Burning, on the other hand, does lead to severe damage to the environment by causing the gaseous mixture to contaminate the air.

“There is a severe shortage of energy in our country, and the only way to tackle that is by promoting renewable energy generating units and sources. In 2018, the government did try to promote it, but I am not sure how successful they have been. The larger picture of what is at stake, regarding hours lost due to bad health and therefore a dip in productivity, which affect growth, is something that the government must look at,” says Manoj.

Investments into Husk

Over the last decade, the company has gone through several rounds of investments. Manoj says, “We started off with an initial capital of about Rs 50 lakhs and installed two power plants with that. Another thing that we consciously do is recruit people from the local villages. While we are generating revenue, we are also pumping a portion of that revenue back into the system.”

Being able to demonstrate that these systems are sustainable helped them with their initial investments, which came from social impact funds like Acumen Funds and Bamboo Finance. These investments helped them scale from two power plants to almost 50 power plants, says Manoj.

Earlier this year, the company raised $20-million equity investment from Shell Technology.

Measuring impact

For any company, quantifying their work is crucial. Manoj speaks of how they measure impact at Husk, “We use a lot of matrices mandated by the Global Impact Investing Network (GIIN). Things like how many households we have electrified, how many small businesses we have electrified, how many direct employment opportunities we have created and filled etc.”
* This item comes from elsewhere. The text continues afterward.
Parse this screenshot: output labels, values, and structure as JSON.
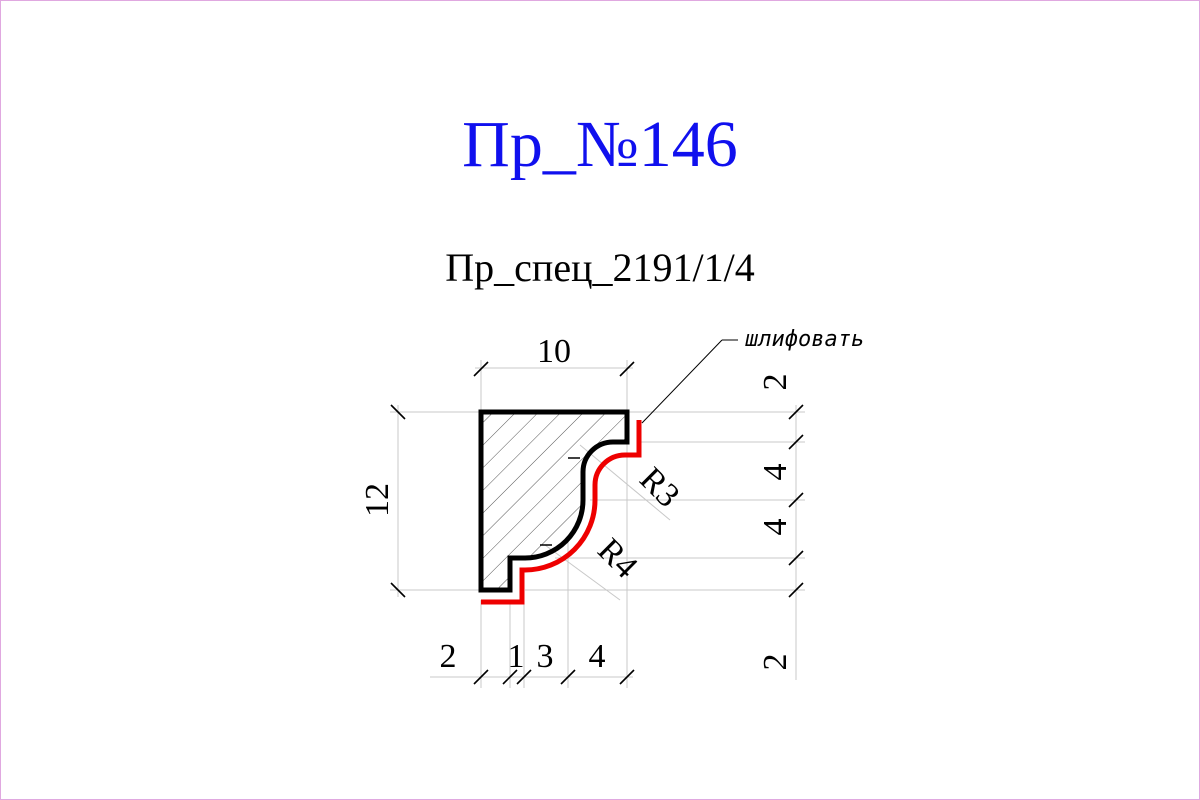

Another interesting thing that the company has been doing with the waste generated from the gasification is to use the charred rice husk to make incense sticks, also known as agarbatti. For every three to four power units, they have an incense stick-making unit set which employs local women.

Husk Power still has many more miles to cover to ensure that every village home in rural Bihar and Uttar Pradesh has electricity.